# Sales Data Analysis

This project analyzes sales transaction data to uncover business insights and patterns. Using Python and MySQL, I explored order records to identify top-performing products, geographic sales trends, and key financial metrics. The analysis includes data cleaning and SQL queries for aggregations to support data-driven decision-making.  

**Key Insights:**  
- Calculated total revenue and profit margins  
- Identified best-selling products and cities  
- Analyzed sales distributions and order trends  
- Verified data quality through null checks  

**Tools Used:** Python, MySQL, Pandas, SQL Queries 

## About the Dataset

The dataset contains **6 columns** representing attributes of product purchases:

- **Order ID** - Unique identifier for each order  
- **Product** - Name of the purchased item  
- **Quantity Ordered** - Number of units ordered  
- **Price Each** - Price per unit of product 
- **Sales** - Calculated (Quantity Ordered × Price Each)  
- **City** - Extracted from Purchase Address  

In [4]:
#import library

import mysql.connector
from mysql.connector import Error
import pandas as pd

In [6]:
# ============================================
# Database Connection and Query Functions
# ============================================

def create_server_connection(host_name, user_name, user_password):
    """Create a connection to MySQL server instance (without specific database)."""
    connection = None
    try:
        connection = mysql.connector.connect(
            host=host_name,
            user=user_name,
            passwd=user_password
        )
        print("MySQL Database connection successful")
    except Error as err:
        print(f"Error: '{err}'")  # Handle connection errors gracefully
    return connection

def create_database(connection, query):
    """Create a new database using provided SQL query."""
    cursor = connection.cursor()
    try:
        cursor.execute(query)  # Execute CREATE DATABASE statement
        print("Database created successfully")
    except Error as err:
        print(f"Error: '{err}'")  # Handle database creation errors

def create_db_connection(host_name, user_name, user_password, db_name):
    """Create connection to a SPECIFIC MySQL database."""
    connection = None
    try:
        connection = mysql.connector.connect(
            host=host_name,
            user=user_name,
            passwd=user_password,
            database=db_name  # Connect to specified database
        )
        print(f"MySQL connection to database '{db_name}' successful")
    except Error as err:
        print(f"Error: '{err}'")
    return connection

def execute_query(connection, query):
    """Execute WRITE operations (INSERT, UPDATE, DELETE) and persist changes."""
    cursor = connection.cursor()
    try:
        cursor.execute(query)
        connection.commit()  # Commit transaction for data modifications
        print("Query executed successfully")
    except Error as err:
        print(f"Error: '{err}'")  # Rollback happens automatically on error

def read_query(connection, query):
    """Execute READ operations (SELECT) and return results."""
    cursor = connection.cursor()
    result = None
    try:
        cursor.execute(query)
        result = cursor.fetchall()  # Get all records from query
        return result
    except Error as err:
        print(f"Error: '{err}'")  # Handle query execution errors

In [8]:
# ============================================
# Main Script Execution
# ============================================
if __name__ == "__main__":
    # Database credentials
    pw = "******"  # MySQL password (replace with your actual password)
    db = "sales"     # Name of the database we'll work with

    # Step 1: Connect to MySQL server (no specific database selected yet)
    connection = create_server_connection("localhost", "root", pw)

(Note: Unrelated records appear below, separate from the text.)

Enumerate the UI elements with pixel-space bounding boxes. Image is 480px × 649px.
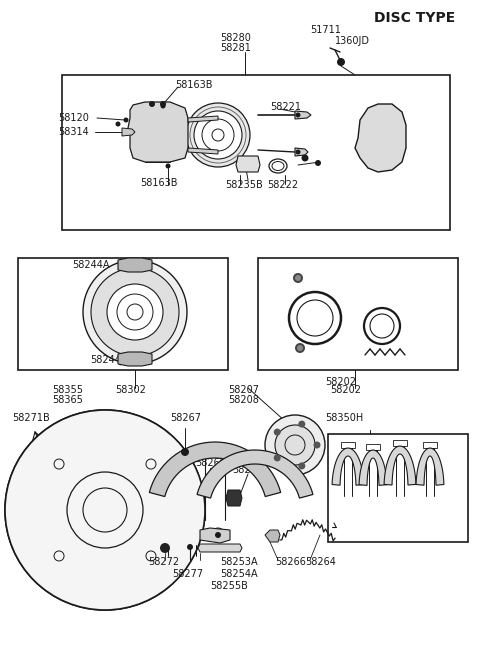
Text: 58266: 58266 [275, 557, 306, 567]
Circle shape [149, 101, 155, 107]
Bar [328, 434, 468, 542]
Circle shape [296, 149, 300, 154]
Text: 58281: 58281 [220, 43, 251, 53]
Circle shape [295, 275, 301, 281]
Text: 58255B: 58255B [210, 581, 248, 591]
Text: 58244A: 58244A [90, 355, 128, 365]
Circle shape [166, 164, 170, 169]
Text: 58272: 58272 [148, 557, 179, 567]
Bar [423, 442, 437, 448]
Text: 58302: 58302 [115, 385, 146, 395]
Circle shape [186, 103, 250, 167]
Text: 58163B: 58163B [140, 178, 178, 188]
Circle shape [116, 121, 120, 127]
Circle shape [160, 101, 166, 107]
Text: 58163B: 58163B [175, 80, 213, 90]
Circle shape [123, 117, 129, 123]
Polygon shape [236, 156, 260, 172]
Circle shape [337, 58, 345, 66]
Polygon shape [332, 448, 364, 485]
Text: 58314: 58314 [58, 127, 89, 137]
Polygon shape [359, 450, 387, 485]
Polygon shape [200, 528, 230, 543]
Circle shape [275, 425, 315, 465]
Text: 58355: 58355 [52, 385, 83, 395]
Circle shape [194, 111, 242, 159]
Text: 51711: 51711 [310, 25, 341, 35]
Text: 58280: 58280 [220, 33, 251, 43]
Polygon shape [128, 102, 188, 162]
Text: 58222: 58222 [267, 180, 298, 190]
Text: 58365: 58365 [52, 395, 83, 405]
Text: 58264: 58264 [305, 557, 336, 567]
Text: 58268: 58268 [232, 465, 263, 475]
Circle shape [274, 454, 281, 461]
Text: 58277: 58277 [172, 569, 203, 579]
Circle shape [83, 260, 187, 364]
Bar [366, 444, 380, 450]
Polygon shape [295, 148, 308, 156]
Bar [258, 258, 458, 370]
Circle shape [160, 543, 170, 553]
Circle shape [296, 112, 300, 117]
Text: 58269: 58269 [195, 458, 226, 468]
Text: DISC TYPE: DISC TYPE [374, 11, 455, 25]
Circle shape [160, 103, 166, 108]
Bar [18, 258, 228, 370]
Polygon shape [197, 450, 313, 498]
Text: 1360JD: 1360JD [335, 36, 370, 46]
Polygon shape [416, 448, 444, 485]
Polygon shape [118, 258, 152, 272]
Bar [341, 442, 355, 448]
Circle shape [274, 428, 281, 435]
Text: 58208: 58208 [228, 395, 259, 405]
Bar [393, 440, 407, 446]
Bar [62, 75, 450, 230]
Circle shape [215, 532, 221, 538]
Polygon shape [226, 490, 242, 506]
Circle shape [187, 544, 193, 550]
Circle shape [181, 448, 189, 456]
Text: 58267: 58267 [170, 413, 201, 423]
Text: 58271B: 58271B [12, 413, 50, 423]
Polygon shape [122, 128, 135, 136]
Polygon shape [355, 104, 406, 172]
Polygon shape [188, 116, 218, 122]
Polygon shape [188, 148, 218, 154]
Text: 58350H: 58350H [325, 413, 363, 423]
Polygon shape [149, 442, 281, 496]
Polygon shape [295, 111, 311, 119]
Circle shape [265, 415, 325, 475]
Circle shape [301, 154, 309, 162]
Circle shape [297, 345, 303, 351]
Circle shape [315, 160, 321, 166]
Circle shape [313, 441, 321, 448]
Circle shape [107, 284, 163, 340]
Polygon shape [118, 352, 152, 366]
Text: 58244A: 58244A [72, 260, 109, 270]
Circle shape [211, 528, 225, 542]
Polygon shape [265, 530, 280, 542]
Text: 58202: 58202 [325, 377, 356, 387]
Circle shape [293, 273, 303, 283]
Text: 58253A: 58253A [220, 557, 258, 567]
Text: 58235B: 58235B [225, 180, 263, 190]
Text: 58254A: 58254A [220, 569, 258, 579]
Circle shape [5, 410, 205, 610]
Text: 58202: 58202 [330, 385, 361, 395]
Circle shape [298, 421, 305, 428]
Text: 58120: 58120 [58, 113, 89, 123]
Circle shape [295, 343, 305, 353]
Polygon shape [198, 544, 242, 552]
Circle shape [298, 463, 305, 469]
Polygon shape [384, 446, 416, 485]
Circle shape [91, 268, 179, 356]
Circle shape [364, 308, 400, 344]
Text: 58207: 58207 [228, 385, 259, 395]
Circle shape [289, 292, 341, 344]
Text: 58221: 58221 [270, 102, 301, 112]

    # Step 2: Create new database if it doesn't already exist
    create_database_query = "CREATE DATABASE IF NOT EXISTS sales"
    create_database(connection, create_database_query)

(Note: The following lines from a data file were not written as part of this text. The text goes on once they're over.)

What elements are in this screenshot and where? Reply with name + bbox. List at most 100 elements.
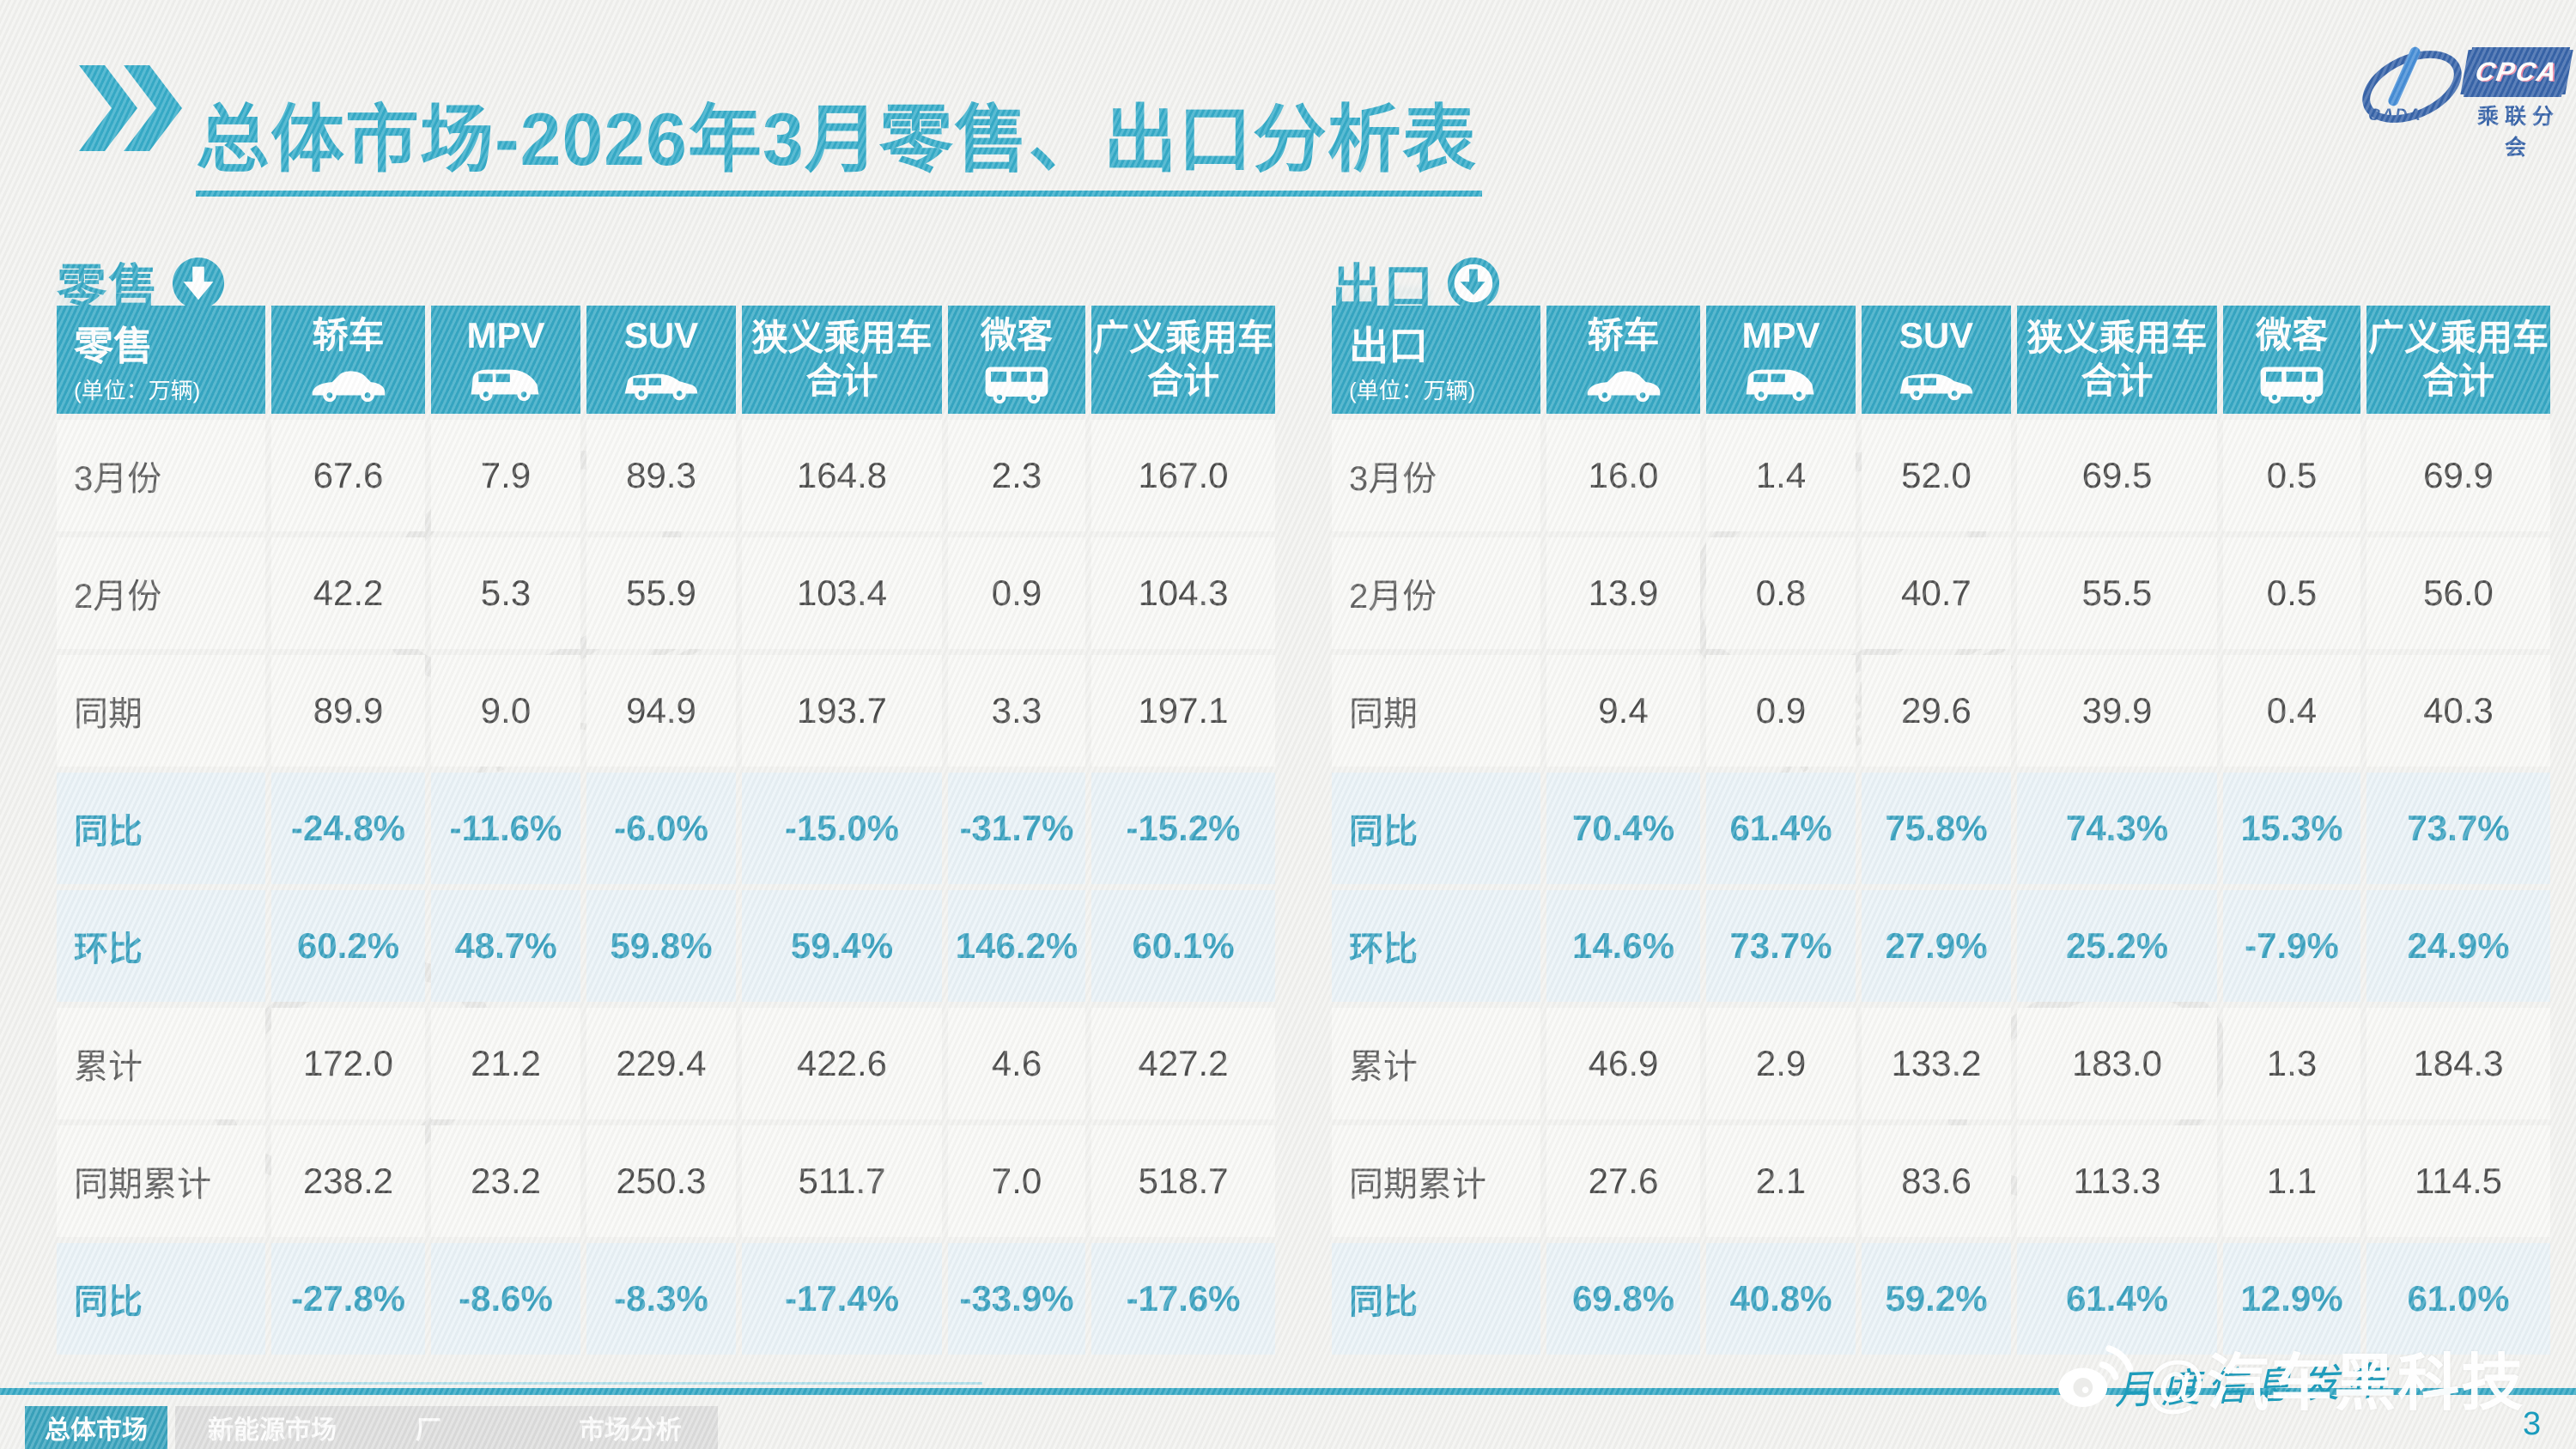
retail-cell-r3-c0: -24.8%	[271, 773, 425, 884]
retail-cell-r0-c2: 89.3	[586, 420, 736, 531]
retail-cell-r5-c1: 21.2	[431, 1008, 580, 1119]
column-header-label: 合计	[805, 361, 878, 401]
export-cell-r4-c4: -7.9%	[2223, 890, 2360, 1002]
footer-rule-main	[0, 1388, 2576, 1395]
retail-column-header-1: 轿车	[271, 306, 425, 414]
mpv-icon	[465, 362, 547, 405]
column-header-label: 微客	[980, 315, 1053, 355]
export-cell-r0-c1: 1.4	[1706, 420, 1856, 531]
export-cell-r6-c5: 114.5	[2366, 1125, 2550, 1237]
page-number: 3	[2523, 1406, 2542, 1442]
export-cell-r6-c4: 1.1	[2223, 1125, 2360, 1237]
tab-overall-market[interactable]: 总体市场	[25, 1406, 167, 1449]
retail-cell-r4-c4: 146.2%	[948, 890, 1085, 1002]
export-cell-r2-c5: 40.3	[2366, 655, 2550, 767]
export-cell-r7-c3: 61.4%	[2017, 1243, 2217, 1355]
retail-row-label-7: 同比	[57, 1243, 265, 1355]
export-cell-r6-c3: 113.3	[2017, 1125, 2217, 1237]
title-chevron-icon	[79, 65, 182, 151]
tab-nev-market[interactable]: 新能源市场	[208, 1416, 337, 1445]
export-column-header-1: 轿车	[1546, 306, 1700, 414]
retail-cell-r5-c3: 422.6	[742, 1008, 942, 1119]
cpca-text: CPCA	[2473, 57, 2561, 87]
cpca-logo: CADA CPCA 乘联分会	[2351, 36, 2573, 160]
sedan-icon	[1583, 362, 1665, 405]
retail-column-header-4: 狭义乘用车 合计	[742, 306, 942, 414]
export-cell-r0-c2: 52.0	[1862, 420, 2011, 531]
retail-cell-r1-c2: 55.9	[586, 537, 736, 649]
retail-cell-r4-c3: 59.4%	[742, 890, 942, 1002]
column-header-label: 微客	[2255, 315, 2328, 355]
export-column-header-3: SUV	[1862, 306, 2011, 414]
retail-column-header-6: 广义乘用车 合计	[1091, 306, 1275, 414]
retail-cell-r0-c1: 7.9	[431, 420, 580, 531]
retail-cell-r3-c2: -6.0%	[586, 773, 736, 884]
retail-cell-r0-c4: 2.3	[948, 420, 1085, 531]
down-arrow-ring-icon	[1447, 257, 1500, 310]
retail-row-label-2: 同期	[57, 655, 265, 767]
retail-cell-r3-c3: -15.0%	[742, 773, 942, 884]
retail-column-header-3: SUV	[586, 306, 736, 414]
weibo-watermark-text: @汽车黑科技	[2145, 1349, 2525, 1418]
export-cell-r0-c0: 16.0	[1546, 420, 1700, 531]
van-icon	[2251, 362, 2333, 405]
retail-cell-r1-c3: 103.4	[742, 537, 942, 649]
export-cell-r2-c4: 0.4	[2223, 655, 2360, 767]
retail-cell-r4-c5: 60.1%	[1091, 890, 1275, 1002]
retail-cell-r0-c5: 167.0	[1091, 420, 1275, 531]
retail-header-label-cell: 零售 (单位：万辆)	[57, 306, 265, 414]
tab-overall-market-label: 总体市场	[45, 1416, 148, 1445]
export-cell-r1-c1: 0.8	[1706, 537, 1856, 649]
tab-manufacturer[interactable]: 厂	[416, 1416, 441, 1445]
cpca-wordmark: CPCA	[2460, 50, 2573, 94]
column-header-label: SUV	[1899, 315, 1974, 355]
retail-cell-r2-c1: 9.0	[431, 655, 580, 767]
column-header-label: 轿车	[1587, 315, 1660, 355]
cada-text: CADA	[2368, 106, 2422, 124]
retail-cell-r0-c3: 164.8	[742, 420, 942, 531]
retail-cell-r0-c0: 67.6	[271, 420, 425, 531]
tab-market-analysis[interactable]: 市场分析	[579, 1416, 682, 1445]
retail-cell-r4-c0: 60.2%	[271, 890, 425, 1002]
weibo-watermark: @汽车黑科技	[2050, 1332, 2524, 1422]
export-row-label-6: 同期累计	[1332, 1125, 1540, 1237]
retail-cell-r2-c2: 94.9	[586, 655, 736, 767]
retail-cell-r1-c0: 42.2	[271, 537, 425, 649]
retail-cell-r7-c0: -27.8%	[271, 1243, 425, 1355]
export-row-label-2: 同期	[1332, 655, 1540, 767]
export-row-label-7: 同比	[1332, 1243, 1540, 1355]
export-column-header-4: 狭义乘用车 合计	[2017, 306, 2217, 414]
export-cell-r5-c4: 1.3	[2223, 1008, 2360, 1119]
footer-rule-light	[29, 1382, 982, 1385]
export-cell-r6-c0: 27.6	[1546, 1125, 1700, 1237]
retail-row-label-6: 同期累计	[57, 1125, 265, 1237]
retail-cell-r3-c4: -31.7%	[948, 773, 1085, 884]
retail-cell-r5-c4: 4.6	[948, 1008, 1085, 1119]
retail-cell-r7-c2: -8.3%	[586, 1243, 736, 1355]
export-cell-r4-c3: 25.2%	[2017, 890, 2217, 1002]
column-header-label: 合计	[2081, 361, 2154, 401]
export-row-label-1: 2月份	[1332, 537, 1540, 649]
column-header-label: 狭义乘用车	[751, 318, 933, 359]
export-cell-r2-c2: 29.6	[1862, 655, 2011, 767]
retail-cell-r2-c5: 197.1	[1091, 655, 1275, 767]
export-column-header-2: MPV	[1706, 306, 1856, 414]
down-arrow-circle-icon	[172, 257, 225, 310]
column-header-label: 合计	[2421, 361, 2494, 401]
column-header-label: 合计	[1146, 361, 1219, 401]
column-header-label: 狭义乘用车	[2026, 318, 2208, 359]
retail-cell-r5-c0: 172.0	[271, 1008, 425, 1119]
export-table: 出口 (单位：万辆) 轿车 MPV SUV 狭义乘用车 合计 微客 广义乘用车 合计 3月份 16.0…	[1332, 306, 2550, 1355]
retail-row-label-5: 累计	[57, 1008, 265, 1119]
export-cell-r2-c0: 9.4	[1546, 655, 1700, 767]
retail-cell-r3-c5: -15.2%	[1091, 773, 1275, 884]
retail-cell-r4-c1: 48.7%	[431, 890, 580, 1002]
export-cell-r2-c1: 0.9	[1706, 655, 1856, 767]
export-cell-r7-c5: 61.0%	[2366, 1243, 2550, 1355]
export-cell-r4-c5: 24.9%	[2366, 890, 2550, 1002]
retail-row-label-4: 环比	[57, 890, 265, 1002]
export-column-header-5: 微客	[2223, 306, 2360, 414]
retail-cell-r6-c5: 518.7	[1091, 1125, 1275, 1237]
retail-cell-r4-c2: 59.8%	[586, 890, 736, 1002]
retail-cell-r1-c4: 0.9	[948, 537, 1085, 649]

    # Step 3: Reconnect to specifically use the 'sales' database
    connection = create_db_connection("localhost", "root", pw, "sales")

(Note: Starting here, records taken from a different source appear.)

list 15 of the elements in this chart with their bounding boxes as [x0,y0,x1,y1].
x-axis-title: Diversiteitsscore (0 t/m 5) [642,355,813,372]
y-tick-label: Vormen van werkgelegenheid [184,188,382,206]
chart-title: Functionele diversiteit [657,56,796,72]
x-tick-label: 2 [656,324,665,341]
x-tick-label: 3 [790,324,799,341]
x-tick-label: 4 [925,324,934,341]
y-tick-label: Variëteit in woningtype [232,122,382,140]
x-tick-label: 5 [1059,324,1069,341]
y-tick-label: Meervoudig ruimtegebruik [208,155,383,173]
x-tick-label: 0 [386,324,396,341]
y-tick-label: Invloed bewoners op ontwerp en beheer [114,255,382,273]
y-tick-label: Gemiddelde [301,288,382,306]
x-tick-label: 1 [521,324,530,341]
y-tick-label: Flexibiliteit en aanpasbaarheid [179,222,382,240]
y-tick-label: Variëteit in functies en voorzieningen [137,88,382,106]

MySQL Database connection successful
Database created successfully
MySQL connection to database 'sales' successful


In [10]:
try:
    # ==================== DATABASE INFO ====================
    # Show all databases on the server
    print("\n=== Databases ===")
    databases = read_query(connection, "SHOW DATABASES;")
    for db in databases:
        print(db[0])  # Extract database name from tuple

    # Show tables in current database
    print("\n=== Tables ===")
    tables = read_query(connection, "SHOW TABLES;")
    for table in tables:
        print(table[0])  # Extract table name from tuple

    # ==================== TABLE STRUCTURE ====================
    # Display column details for sales_info table
    print("\n=== Table Structure ===")
    describe = read_query(connection, "DESCRIBE sales_info;")
    df_describe = pd.DataFrame(describe, columns=["Field", "Type", "Null", "Key", "Default", "Extra"])
    print(df_describe)

    
    # ==================== DATA QUALITY ====================
    # Check for missing values
    print("\n=== Null Values Check ===")
    null_check = read_query(connection, """
        SELECT * 
        FROM sales_info
        WHERE `Order ID` IS NULL 
           OR Product IS NULL 
           OR `Quantity Ordered` IS NULL 
           OR `Price Each` IS NULL 
           OR Sales IS NULL 
           OR City IS NULL;
    """)
    df_null_check = pd.DataFrame(null_check, columns=["Order ID", "Product", "Quantity Ordered", "Price Each", "Sales", "City"])
    print(df_null_check)
    
    # ==================== DATA EXPLORATION ====================
    # Get all records from sales_info table
    print("\n=== All Data ===")
    all_data = read_query(connection, "SELECT * FROM sales_info;")
    df_all = pd.DataFrame(all_data, columns=["Order ID", "Product", "Quantity Ordered", "Price Each", "Sales", "City"])
    print(df_all)

    # ==================== SALES ANALYSIS ====================
    # Show products with total sales
    print("\n=== Total Sales by Product ===")
    total_sales = read_query(connection, """
        SELECT product, ROUND(SUM(sales), 2) AS total_sales 
        FROM sales_info
        GROUP BY product
    """)
    df_total_sales = pd.DataFrame(total_sales, columns=["Product", "Total Sales"])
    print(df_total_sales)

    # ==================== GEOGRAPHICAL ANALYSIS ====================
    # Get unique cities from sales data
    print("\n=== Distinct Cities ===")
    cities = read_query(connection, "SELECT DISTINCT city FROM sales_info;")
    for city in cities:
        print(city[0])

    # Count products sold per city
    print("\n=== Product Count by City ===")
    product_count = read_query(connection, """
        SELECT city, COUNT(product) 
        FROM sales_info
        GROUP BY city
        ORDER BY COUNT(product) DESC;
    """)
    df_product_count = pd.DataFrame(product_count, columns=["City", "Product Count"])
    print(df_product_count)

    # ==================== INVENTORY ANALYSIS ====================
    # Total quantities sold per product
    print("\n=== Total Item Sales by Product ===")
    total_item_sales = read_query(connection, """
        SELECT product, SUM(`Quantity Ordered`) AS total_item_sales 
        FROM sales_info
        GROUP BY product
        ORDER BY total_item_sales DESC;
    """)
    df_total_item_sales = pd.DataFrame(total_item_sales, columns=["Product", "Total Item Sales"])
    print(df_total_item_sales)

    # Top 5 best-selling products
    print("\n=== Top 5 Products by Quantity ===")
    top_products = read_query(connection, """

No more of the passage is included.